From this question , its proved that for all co-primes $a$ of $n(=pq)$ ,
$a^\lambda \equiv 1 \mod n$
where $\lambda= lcm (p-1,q-1)$
But how to prove that it is the smallest one possible .
My argument : If there exists smallest $x(<lcm(p-1,q-1))$ such that $a^x \equiv 1 \mod n$ for all co-prime $a$ of $n$.Then either $(p-1)\not | x$ or $(q-1)\not | x$ . So either $a^x \not \equiv 1 \mod p$ or $a^x \not \equiv 1 \mod q$ , and tus we cant combine as $a^x \equiv 1 \mod pq$
Is my argument valid/correct ?
We assume $p$ and $q$ are distinct primes.
There is an object $a$ such that $p-1$ is the smallest positive $k$ such that $a^k\equiv 1\pmod{p}$. Such an $a$ is called a primitive root of $p$. Similarly, let $b$ be a primitive root of $q$.
By the Chinese Remainder Theorem, there an $x$ congruent to $a$ modulo $p$, and congruent to $b$ modulo $q$.
If $k$ is a positive integer such that $x^k\equiv 1\pmod{pq}$, then the congruence holds modulo $p$. But $x$ is a primitive root of $p$, since it is congruent to $a$. So $p-1$ divides $k$. Similarly, $q-1$ divides $k$, So $k$ is a multiple of the lcm of $p-1$ and $q-1$. In particular, it is greater than or equal to that lcm.

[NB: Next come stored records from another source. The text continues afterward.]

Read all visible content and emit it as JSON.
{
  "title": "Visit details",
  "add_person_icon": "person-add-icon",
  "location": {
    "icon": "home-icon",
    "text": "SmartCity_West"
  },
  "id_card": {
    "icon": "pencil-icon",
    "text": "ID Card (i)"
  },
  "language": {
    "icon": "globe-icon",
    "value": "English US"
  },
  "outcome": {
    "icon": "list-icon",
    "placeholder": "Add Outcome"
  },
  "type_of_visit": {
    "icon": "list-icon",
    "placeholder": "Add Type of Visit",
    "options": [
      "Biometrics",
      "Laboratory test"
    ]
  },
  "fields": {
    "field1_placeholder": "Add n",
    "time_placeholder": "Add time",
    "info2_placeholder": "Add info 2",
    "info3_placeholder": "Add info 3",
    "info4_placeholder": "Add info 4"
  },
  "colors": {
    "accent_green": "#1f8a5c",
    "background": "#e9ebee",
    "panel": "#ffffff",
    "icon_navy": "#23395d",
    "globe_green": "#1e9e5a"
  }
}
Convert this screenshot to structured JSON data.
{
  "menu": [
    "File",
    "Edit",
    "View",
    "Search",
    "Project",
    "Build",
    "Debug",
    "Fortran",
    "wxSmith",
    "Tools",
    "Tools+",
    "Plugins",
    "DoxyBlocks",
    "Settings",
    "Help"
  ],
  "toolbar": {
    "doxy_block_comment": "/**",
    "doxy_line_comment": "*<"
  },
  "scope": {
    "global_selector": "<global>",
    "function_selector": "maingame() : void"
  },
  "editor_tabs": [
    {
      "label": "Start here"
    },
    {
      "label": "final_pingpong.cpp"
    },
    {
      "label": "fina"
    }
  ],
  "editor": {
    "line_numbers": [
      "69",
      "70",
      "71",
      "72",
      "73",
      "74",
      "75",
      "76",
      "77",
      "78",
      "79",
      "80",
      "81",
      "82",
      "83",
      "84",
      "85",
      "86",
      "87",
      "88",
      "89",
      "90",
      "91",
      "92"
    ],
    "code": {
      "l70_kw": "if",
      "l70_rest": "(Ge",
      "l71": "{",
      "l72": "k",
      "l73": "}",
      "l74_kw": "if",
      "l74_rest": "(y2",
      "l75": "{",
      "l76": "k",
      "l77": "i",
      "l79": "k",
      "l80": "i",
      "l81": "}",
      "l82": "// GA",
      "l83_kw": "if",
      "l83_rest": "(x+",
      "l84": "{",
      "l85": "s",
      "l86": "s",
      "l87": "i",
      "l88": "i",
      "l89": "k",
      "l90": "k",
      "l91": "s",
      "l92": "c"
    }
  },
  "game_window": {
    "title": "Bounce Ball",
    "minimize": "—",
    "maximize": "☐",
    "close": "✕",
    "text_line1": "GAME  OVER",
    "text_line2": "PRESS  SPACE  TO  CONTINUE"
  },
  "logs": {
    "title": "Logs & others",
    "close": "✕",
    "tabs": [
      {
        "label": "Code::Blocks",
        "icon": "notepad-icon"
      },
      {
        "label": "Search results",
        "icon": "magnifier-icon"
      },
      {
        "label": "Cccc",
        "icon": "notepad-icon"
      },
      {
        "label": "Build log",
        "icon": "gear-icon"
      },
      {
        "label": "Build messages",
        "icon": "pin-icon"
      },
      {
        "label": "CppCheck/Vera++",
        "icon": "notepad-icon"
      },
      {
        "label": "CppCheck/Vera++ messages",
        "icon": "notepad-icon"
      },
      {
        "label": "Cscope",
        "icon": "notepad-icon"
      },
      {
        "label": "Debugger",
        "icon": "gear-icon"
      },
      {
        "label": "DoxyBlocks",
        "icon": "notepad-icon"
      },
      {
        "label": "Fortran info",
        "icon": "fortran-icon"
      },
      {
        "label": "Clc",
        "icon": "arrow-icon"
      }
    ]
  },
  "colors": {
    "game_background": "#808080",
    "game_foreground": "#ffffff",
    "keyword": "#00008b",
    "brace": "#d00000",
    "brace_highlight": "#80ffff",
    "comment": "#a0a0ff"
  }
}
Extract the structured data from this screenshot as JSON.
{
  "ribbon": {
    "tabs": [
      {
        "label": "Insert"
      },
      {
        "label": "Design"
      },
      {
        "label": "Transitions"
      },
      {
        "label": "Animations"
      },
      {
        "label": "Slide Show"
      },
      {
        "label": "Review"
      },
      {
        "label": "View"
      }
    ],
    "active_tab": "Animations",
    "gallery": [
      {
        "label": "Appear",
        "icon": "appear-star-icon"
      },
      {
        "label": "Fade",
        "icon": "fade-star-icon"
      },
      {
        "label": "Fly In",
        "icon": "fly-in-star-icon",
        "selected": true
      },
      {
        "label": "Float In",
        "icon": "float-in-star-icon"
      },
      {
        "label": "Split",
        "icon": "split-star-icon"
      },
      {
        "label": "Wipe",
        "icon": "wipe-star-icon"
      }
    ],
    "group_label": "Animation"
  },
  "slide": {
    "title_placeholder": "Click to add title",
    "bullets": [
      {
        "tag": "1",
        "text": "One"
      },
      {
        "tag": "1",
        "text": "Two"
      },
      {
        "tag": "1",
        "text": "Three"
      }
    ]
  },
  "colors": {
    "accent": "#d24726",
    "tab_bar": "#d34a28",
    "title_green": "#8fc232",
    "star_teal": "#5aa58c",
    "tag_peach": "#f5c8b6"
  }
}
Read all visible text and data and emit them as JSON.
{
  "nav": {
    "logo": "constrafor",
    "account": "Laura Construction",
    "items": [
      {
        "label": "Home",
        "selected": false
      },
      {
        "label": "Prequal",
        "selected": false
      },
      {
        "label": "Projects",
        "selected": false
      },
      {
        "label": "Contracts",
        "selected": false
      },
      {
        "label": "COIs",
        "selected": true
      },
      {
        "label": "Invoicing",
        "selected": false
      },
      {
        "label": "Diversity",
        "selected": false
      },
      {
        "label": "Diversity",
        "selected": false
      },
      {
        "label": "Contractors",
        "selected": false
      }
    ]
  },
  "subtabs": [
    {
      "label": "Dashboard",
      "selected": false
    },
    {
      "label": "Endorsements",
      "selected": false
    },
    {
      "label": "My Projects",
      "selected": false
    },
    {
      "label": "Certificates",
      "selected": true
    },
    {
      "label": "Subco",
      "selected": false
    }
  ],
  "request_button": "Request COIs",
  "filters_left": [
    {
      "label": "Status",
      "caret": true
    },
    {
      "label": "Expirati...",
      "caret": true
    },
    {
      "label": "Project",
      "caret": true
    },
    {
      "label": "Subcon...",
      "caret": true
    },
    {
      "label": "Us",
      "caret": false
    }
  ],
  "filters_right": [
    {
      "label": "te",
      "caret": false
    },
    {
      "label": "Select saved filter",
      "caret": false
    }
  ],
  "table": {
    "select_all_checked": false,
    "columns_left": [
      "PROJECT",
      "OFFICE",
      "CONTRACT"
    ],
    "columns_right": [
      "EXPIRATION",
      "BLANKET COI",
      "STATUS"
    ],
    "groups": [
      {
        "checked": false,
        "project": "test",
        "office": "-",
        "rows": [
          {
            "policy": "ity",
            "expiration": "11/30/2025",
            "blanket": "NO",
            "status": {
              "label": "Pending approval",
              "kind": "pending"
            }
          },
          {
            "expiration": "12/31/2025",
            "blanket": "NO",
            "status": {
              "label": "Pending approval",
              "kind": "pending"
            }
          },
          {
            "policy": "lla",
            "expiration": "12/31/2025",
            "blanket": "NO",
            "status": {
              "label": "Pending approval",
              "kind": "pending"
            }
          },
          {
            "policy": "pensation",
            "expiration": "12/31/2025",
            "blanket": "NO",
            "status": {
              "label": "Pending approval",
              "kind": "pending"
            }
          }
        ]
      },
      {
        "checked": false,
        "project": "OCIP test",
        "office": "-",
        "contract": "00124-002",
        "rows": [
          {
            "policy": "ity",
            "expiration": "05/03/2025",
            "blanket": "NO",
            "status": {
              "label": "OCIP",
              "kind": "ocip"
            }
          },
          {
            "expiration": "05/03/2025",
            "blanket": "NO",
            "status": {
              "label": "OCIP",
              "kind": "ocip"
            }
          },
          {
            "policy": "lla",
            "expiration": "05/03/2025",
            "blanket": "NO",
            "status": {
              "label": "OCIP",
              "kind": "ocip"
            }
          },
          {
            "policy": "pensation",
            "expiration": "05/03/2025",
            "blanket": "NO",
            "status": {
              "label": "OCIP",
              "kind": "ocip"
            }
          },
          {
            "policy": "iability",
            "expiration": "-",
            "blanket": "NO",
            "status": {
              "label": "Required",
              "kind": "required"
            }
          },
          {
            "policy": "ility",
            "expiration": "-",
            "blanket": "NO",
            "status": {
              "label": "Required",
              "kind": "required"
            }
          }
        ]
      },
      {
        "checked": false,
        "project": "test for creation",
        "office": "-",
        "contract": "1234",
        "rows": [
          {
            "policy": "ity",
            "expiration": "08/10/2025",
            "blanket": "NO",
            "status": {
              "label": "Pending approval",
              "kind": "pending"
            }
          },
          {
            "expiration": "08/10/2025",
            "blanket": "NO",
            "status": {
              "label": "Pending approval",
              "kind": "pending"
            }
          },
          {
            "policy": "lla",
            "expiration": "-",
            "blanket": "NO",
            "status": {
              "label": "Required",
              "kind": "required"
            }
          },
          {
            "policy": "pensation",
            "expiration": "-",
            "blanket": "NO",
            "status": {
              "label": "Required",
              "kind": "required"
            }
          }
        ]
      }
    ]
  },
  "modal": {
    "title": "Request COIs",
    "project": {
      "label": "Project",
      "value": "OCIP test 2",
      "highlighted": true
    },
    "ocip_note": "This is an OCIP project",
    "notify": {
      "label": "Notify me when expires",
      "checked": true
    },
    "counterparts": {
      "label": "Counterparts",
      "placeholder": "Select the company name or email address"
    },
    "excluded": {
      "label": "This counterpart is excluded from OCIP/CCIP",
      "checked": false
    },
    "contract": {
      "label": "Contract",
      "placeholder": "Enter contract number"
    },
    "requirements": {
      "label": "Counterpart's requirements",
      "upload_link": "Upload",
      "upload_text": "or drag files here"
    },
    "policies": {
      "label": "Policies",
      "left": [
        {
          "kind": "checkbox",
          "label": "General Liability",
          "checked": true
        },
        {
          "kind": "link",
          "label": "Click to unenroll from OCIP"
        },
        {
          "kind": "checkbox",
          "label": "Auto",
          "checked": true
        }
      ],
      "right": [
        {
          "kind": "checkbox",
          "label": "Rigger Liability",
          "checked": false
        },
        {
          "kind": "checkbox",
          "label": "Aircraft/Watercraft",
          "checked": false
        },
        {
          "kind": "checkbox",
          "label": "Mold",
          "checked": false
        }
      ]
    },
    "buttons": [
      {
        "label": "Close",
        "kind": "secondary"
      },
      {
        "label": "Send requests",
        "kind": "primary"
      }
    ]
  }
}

As you observed, the lcm of $p-1$ and $q-1$ works, so it is the smallest positive integer that does.
Remark: The argument given in the post is not clear, and it is at least quite incomplete. A CRT argument is needed to produce an $x$ which is simultaneously of largest possible order modulo both $p$ and $q$.